The effect of beta-blockers on CVD was significantly worse than that of CCBs (RR 1.18, 95% CI 1.08 to 1.29; 2 studies, n=19 915, NNTH=80), but was not significantly different from that of diuretics or RAS inhibitors. In addition, there was an increase in stroke in beta-blockers compared to CCBs (RR 1.24, 95% CI 1.11 to 1.40; 3 studies, n=44 167, NNTH=180) and RAS inhibitors (RR 1.30, 95% CI 1.11 to 1.53; 2 studies, n=9 951, NNTH=65). CHD was not significantly different between beta-blockers and diuretics or CCBs or RAS inhibitors. In the single study involving participants aged 65 years and older, atenolol was associated with an increased CHD incidence compared to diuretics (RR 1.63, 95% CI 1.15 to 2.32).
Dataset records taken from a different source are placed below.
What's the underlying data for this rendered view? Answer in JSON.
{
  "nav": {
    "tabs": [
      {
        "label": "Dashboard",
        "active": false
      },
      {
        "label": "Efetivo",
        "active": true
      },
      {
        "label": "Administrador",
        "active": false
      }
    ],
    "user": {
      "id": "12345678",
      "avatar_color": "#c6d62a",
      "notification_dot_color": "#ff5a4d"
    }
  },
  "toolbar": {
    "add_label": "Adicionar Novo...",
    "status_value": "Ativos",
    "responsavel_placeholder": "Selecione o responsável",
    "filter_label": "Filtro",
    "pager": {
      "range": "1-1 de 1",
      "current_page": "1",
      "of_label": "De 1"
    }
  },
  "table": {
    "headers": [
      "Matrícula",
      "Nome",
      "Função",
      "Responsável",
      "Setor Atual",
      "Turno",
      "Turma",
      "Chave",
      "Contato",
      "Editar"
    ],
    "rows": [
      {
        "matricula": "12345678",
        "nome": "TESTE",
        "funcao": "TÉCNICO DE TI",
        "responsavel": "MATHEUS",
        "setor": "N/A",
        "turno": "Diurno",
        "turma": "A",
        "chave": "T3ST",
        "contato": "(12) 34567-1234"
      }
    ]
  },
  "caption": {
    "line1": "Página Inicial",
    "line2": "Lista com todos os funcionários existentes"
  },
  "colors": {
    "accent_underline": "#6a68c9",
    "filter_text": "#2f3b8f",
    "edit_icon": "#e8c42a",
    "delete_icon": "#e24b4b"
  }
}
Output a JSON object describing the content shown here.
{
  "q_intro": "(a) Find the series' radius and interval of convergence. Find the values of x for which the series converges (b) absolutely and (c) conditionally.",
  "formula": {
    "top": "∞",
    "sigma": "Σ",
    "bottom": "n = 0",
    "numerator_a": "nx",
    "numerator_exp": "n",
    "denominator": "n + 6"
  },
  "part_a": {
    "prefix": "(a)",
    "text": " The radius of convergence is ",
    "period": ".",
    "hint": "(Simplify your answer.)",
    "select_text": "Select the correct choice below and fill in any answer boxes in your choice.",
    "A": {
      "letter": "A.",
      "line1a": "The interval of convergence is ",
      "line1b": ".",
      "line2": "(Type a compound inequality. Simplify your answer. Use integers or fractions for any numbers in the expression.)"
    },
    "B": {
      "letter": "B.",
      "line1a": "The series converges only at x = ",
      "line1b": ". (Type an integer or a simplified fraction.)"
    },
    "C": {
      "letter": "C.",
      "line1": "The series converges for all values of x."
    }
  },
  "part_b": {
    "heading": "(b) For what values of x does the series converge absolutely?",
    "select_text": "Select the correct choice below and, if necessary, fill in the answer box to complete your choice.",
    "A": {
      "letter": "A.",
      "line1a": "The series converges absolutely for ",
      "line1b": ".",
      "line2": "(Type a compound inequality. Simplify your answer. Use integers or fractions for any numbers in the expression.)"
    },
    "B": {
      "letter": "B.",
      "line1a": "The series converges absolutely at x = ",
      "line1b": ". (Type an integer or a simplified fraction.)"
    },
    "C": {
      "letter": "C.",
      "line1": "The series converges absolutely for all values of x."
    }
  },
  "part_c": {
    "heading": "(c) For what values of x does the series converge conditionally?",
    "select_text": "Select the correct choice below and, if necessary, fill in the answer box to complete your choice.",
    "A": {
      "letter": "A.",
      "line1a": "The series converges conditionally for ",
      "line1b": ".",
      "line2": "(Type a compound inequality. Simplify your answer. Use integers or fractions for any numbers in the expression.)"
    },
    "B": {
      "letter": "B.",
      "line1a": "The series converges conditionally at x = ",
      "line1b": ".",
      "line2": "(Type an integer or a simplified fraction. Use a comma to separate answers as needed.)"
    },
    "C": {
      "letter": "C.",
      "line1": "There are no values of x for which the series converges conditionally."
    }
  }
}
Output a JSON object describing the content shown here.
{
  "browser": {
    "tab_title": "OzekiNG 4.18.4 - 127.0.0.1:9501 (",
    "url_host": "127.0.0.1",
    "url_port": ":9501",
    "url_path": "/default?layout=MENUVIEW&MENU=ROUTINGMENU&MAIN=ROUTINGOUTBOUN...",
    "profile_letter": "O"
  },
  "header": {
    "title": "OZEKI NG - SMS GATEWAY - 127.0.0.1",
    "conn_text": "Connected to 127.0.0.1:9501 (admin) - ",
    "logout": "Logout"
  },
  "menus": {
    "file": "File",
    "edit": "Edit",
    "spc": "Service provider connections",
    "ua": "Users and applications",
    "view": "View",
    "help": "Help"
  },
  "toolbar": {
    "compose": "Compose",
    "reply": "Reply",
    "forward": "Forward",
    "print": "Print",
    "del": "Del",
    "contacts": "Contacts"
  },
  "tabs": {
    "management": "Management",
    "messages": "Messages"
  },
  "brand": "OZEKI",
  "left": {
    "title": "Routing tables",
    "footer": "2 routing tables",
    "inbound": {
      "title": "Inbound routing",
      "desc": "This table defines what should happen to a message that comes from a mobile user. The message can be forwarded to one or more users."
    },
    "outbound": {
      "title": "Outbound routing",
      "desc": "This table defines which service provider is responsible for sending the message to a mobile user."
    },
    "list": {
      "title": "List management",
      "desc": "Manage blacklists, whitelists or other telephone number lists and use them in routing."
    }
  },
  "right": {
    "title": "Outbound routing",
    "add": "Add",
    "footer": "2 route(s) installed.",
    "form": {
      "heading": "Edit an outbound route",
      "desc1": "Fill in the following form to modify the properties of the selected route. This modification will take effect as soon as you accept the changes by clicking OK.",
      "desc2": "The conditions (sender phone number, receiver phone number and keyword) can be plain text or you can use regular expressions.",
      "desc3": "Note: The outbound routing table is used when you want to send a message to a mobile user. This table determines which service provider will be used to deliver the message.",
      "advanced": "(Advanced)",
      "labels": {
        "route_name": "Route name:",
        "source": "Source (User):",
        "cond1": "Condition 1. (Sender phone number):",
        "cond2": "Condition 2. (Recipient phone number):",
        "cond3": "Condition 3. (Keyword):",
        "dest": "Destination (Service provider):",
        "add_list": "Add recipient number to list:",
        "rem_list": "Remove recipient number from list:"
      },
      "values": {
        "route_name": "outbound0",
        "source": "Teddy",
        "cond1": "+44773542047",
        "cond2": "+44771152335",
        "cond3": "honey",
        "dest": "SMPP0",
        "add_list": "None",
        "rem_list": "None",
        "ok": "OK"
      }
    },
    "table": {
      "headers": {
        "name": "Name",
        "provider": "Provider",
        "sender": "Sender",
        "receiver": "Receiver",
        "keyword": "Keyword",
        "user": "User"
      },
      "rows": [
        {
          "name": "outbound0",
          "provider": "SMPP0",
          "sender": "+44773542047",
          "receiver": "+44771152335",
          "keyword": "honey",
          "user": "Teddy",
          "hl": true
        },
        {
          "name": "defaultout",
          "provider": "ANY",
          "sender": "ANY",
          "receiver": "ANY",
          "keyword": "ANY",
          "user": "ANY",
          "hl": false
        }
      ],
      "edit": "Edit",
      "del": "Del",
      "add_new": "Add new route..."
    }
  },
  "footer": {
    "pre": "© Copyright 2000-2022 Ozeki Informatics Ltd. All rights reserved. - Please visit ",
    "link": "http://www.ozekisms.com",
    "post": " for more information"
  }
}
Patients on beta-blockers were more likely to discontinue treatment due to side effects than those on RAS inhibitors (RR 1.41, 95% CI 1.29 to 1.54; 2 studies, n=9 951, NNTH=18), but there was no significant difference with placebo, diuretics or CCBs.

Comment: The quality of evidence is downgraded by study limitations (unclear allocation concealment).

References

  • Wiysonge CS, Bradley HA, Volmink J et al. Beta-blockers for hypertension. Cochrane Database Syst Rev 2017;(1):CD002003. [PubMed].